Introduction to survival analysis, spring 2017
Introduction to survival analysis, spring 2017
5 cr
Register for the course in Weboodi
Lecturer
Nikoloz Maglaperidze
Course description
Survival analysis is a branch of statistics for analyzing the expected duration of time until one or more events happen, such as death in biological organisms and failure in mechanical systems. This topic is called reliability theory or reliability analysis in engineering, duration analysis or duration modeling in economics, and event history analysis in sociology.
Survival analysis involves the modeling of time to event data; in this context, death or failure is considered an "event" in the survival analysis literature – traditionally only a single event occurs for each subject, after which the organism or mechanism is dead or broken.
The course provides an introduction to a variety of statistical methods that not only are key elements of survival analysis but also are central to statistical analysis in general. Techniques such as statistical tests, transformations, confidence intervals, analytic modeling and likelihood methods will be discussed in the context of survival data. Discussion of such statistical concepts as bias, confounding, independence presented in the context of survival analysis are basic to a broad range of applications.
Prerequisites
Students are expected to understand elementary calculus and basic statistical methods.
Teaching Schedule
The course will involve eight 90-minute lectures:
Week 3 | ||||
---|---|---|---|---|
Lecture 1 | Tue | 17.1.2017 | 9-11 | |
Lecture 2 | Wed | 18.1.2017 | 9-11 | |
Lecture 3 | Thu | 19.1.2017 | 9-11 | |
Lecture 4 | Fri | 20.1.2017 | 9-11 | |
Week 4 | ||||
Lecture 5 | Mon | 23.1.2017 | 9-11 | |
Lecture 6 | Tue | 24.1.2017 | 9-11 | |
Lecture 7 | Wed | 25.1.2017 | 9-11 | |
Lecture 8 | Thu | 26.1.2017 | 9-11 |
The topics of the lectures:
- Lecture 1: Rates and their properties.
- Lecture 2: Life tables.
- Lecture 3: Duration of life as a random variable. Models of distribution functions and force of mortality.
- Lecture 4: The empirical distribution function of duration of life. The Kolmogorov goodness-of- fit tests. Confidence band for the population distribution function.
- Lecture 5: The empirical distribution function of duration of life. The Kolmogorov goodness- of-fit tests. Confidence band for the population distribution function. Testing exponentiality.
- Lecture 6: Censored observations. Kaplan-Meier estimation (product-limit estimation). Nelson- Aalen estimation.
- Lecture 7: Simple regression methods.
- Lecture 8: Simple Cox (Proportional Hazards) regression: The concept of Proportional hazards.
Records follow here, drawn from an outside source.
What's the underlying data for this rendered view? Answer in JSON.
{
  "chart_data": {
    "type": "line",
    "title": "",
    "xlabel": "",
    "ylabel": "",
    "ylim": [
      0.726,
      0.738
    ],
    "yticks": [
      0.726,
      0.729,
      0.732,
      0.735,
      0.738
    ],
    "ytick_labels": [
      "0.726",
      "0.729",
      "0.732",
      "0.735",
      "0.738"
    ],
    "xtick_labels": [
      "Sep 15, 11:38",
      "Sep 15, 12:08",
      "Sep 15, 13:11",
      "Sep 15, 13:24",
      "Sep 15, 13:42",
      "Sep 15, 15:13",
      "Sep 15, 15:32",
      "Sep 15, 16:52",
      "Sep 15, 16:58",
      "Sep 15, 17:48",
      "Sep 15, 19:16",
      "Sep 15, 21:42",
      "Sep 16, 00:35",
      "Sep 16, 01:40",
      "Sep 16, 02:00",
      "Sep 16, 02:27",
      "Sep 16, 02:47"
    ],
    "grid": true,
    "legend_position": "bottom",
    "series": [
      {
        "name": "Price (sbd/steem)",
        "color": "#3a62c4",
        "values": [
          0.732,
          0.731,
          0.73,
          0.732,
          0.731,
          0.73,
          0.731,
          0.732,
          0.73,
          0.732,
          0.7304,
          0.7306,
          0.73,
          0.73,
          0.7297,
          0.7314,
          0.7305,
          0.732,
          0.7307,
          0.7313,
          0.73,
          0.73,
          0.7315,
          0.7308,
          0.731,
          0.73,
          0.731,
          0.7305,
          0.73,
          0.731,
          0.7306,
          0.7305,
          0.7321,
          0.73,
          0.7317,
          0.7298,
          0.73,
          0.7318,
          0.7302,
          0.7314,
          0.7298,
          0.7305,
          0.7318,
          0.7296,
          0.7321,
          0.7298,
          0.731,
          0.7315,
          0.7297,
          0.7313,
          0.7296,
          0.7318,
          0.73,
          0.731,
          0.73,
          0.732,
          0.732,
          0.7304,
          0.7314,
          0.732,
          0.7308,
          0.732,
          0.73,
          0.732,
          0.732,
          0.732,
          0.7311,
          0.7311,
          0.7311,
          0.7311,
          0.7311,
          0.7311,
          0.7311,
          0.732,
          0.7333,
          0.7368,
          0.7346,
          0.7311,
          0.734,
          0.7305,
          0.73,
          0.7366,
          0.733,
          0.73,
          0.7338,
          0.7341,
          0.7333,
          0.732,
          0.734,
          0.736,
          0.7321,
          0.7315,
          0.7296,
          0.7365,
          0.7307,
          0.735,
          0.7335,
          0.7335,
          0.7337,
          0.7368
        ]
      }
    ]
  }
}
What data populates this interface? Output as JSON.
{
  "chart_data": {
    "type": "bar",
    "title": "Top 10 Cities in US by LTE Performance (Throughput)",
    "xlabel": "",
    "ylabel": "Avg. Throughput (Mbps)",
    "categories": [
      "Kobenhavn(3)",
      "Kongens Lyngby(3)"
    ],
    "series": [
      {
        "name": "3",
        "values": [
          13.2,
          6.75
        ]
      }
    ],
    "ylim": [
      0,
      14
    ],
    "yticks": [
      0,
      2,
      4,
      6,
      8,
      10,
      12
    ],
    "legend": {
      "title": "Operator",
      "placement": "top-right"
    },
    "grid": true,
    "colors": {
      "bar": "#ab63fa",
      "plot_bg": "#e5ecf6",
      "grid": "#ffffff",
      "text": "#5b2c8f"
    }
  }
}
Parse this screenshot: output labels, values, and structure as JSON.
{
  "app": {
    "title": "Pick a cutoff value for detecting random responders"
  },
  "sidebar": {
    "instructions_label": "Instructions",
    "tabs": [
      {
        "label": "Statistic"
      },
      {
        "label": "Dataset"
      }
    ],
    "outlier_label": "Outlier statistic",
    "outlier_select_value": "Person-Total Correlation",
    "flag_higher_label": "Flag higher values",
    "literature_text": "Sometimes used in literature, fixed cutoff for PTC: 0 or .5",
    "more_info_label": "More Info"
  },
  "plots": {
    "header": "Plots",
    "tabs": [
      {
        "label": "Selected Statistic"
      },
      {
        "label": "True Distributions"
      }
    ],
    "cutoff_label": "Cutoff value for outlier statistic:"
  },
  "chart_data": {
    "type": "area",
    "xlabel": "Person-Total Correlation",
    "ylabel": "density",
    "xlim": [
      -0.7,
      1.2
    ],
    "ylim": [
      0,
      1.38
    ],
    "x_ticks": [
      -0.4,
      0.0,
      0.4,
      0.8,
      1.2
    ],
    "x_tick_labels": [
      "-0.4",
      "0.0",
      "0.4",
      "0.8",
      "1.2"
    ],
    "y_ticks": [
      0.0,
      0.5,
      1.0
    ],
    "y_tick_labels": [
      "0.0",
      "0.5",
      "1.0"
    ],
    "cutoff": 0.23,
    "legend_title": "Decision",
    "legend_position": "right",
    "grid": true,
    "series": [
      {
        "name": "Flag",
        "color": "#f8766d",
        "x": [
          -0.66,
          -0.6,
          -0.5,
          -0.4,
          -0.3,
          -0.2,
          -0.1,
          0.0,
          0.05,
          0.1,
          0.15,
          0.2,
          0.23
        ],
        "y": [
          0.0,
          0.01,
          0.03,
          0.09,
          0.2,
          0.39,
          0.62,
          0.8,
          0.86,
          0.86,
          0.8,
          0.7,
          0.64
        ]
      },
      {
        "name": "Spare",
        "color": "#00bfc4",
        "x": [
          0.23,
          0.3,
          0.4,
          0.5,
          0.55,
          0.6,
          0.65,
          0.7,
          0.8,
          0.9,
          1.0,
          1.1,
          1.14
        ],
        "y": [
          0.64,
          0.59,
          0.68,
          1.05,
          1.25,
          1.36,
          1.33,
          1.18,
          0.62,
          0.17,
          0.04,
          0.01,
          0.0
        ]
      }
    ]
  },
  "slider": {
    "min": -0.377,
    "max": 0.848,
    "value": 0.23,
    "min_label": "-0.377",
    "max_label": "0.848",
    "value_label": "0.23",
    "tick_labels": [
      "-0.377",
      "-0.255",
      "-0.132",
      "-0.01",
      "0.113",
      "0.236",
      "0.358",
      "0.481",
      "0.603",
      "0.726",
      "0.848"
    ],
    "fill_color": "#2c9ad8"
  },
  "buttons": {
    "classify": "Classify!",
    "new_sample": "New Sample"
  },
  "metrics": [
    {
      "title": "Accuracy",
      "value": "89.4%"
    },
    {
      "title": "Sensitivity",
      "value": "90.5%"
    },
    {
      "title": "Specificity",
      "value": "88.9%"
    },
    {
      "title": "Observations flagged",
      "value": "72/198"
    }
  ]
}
The lectures can be found in the Moodle.
Assessment and grading policy
Home work 1=20%
Home work 2=20%
Home work 3=20%
Course Project=40%
Home works
The home works cover the material from that week and previous week. The home works don't always exactly correspond to the material for that week alone. However, the material is always covered before the home work is due.
The home works can be found in the Moodle.
Course project
The Course Project is an opportunity to demonstrate the skills students have learned during the course.
General reading
- Steve Selvin. (2008). Survival Analysis for Epidemiologic and Medical Research Practical Guides to Biostatistics and Epidemiology. Cambridge University Press.
- Estáte V. Khmaladze (2013) Statistical Methods with Applications to Demography and Life Insurance. Chapman and Hall/CRC.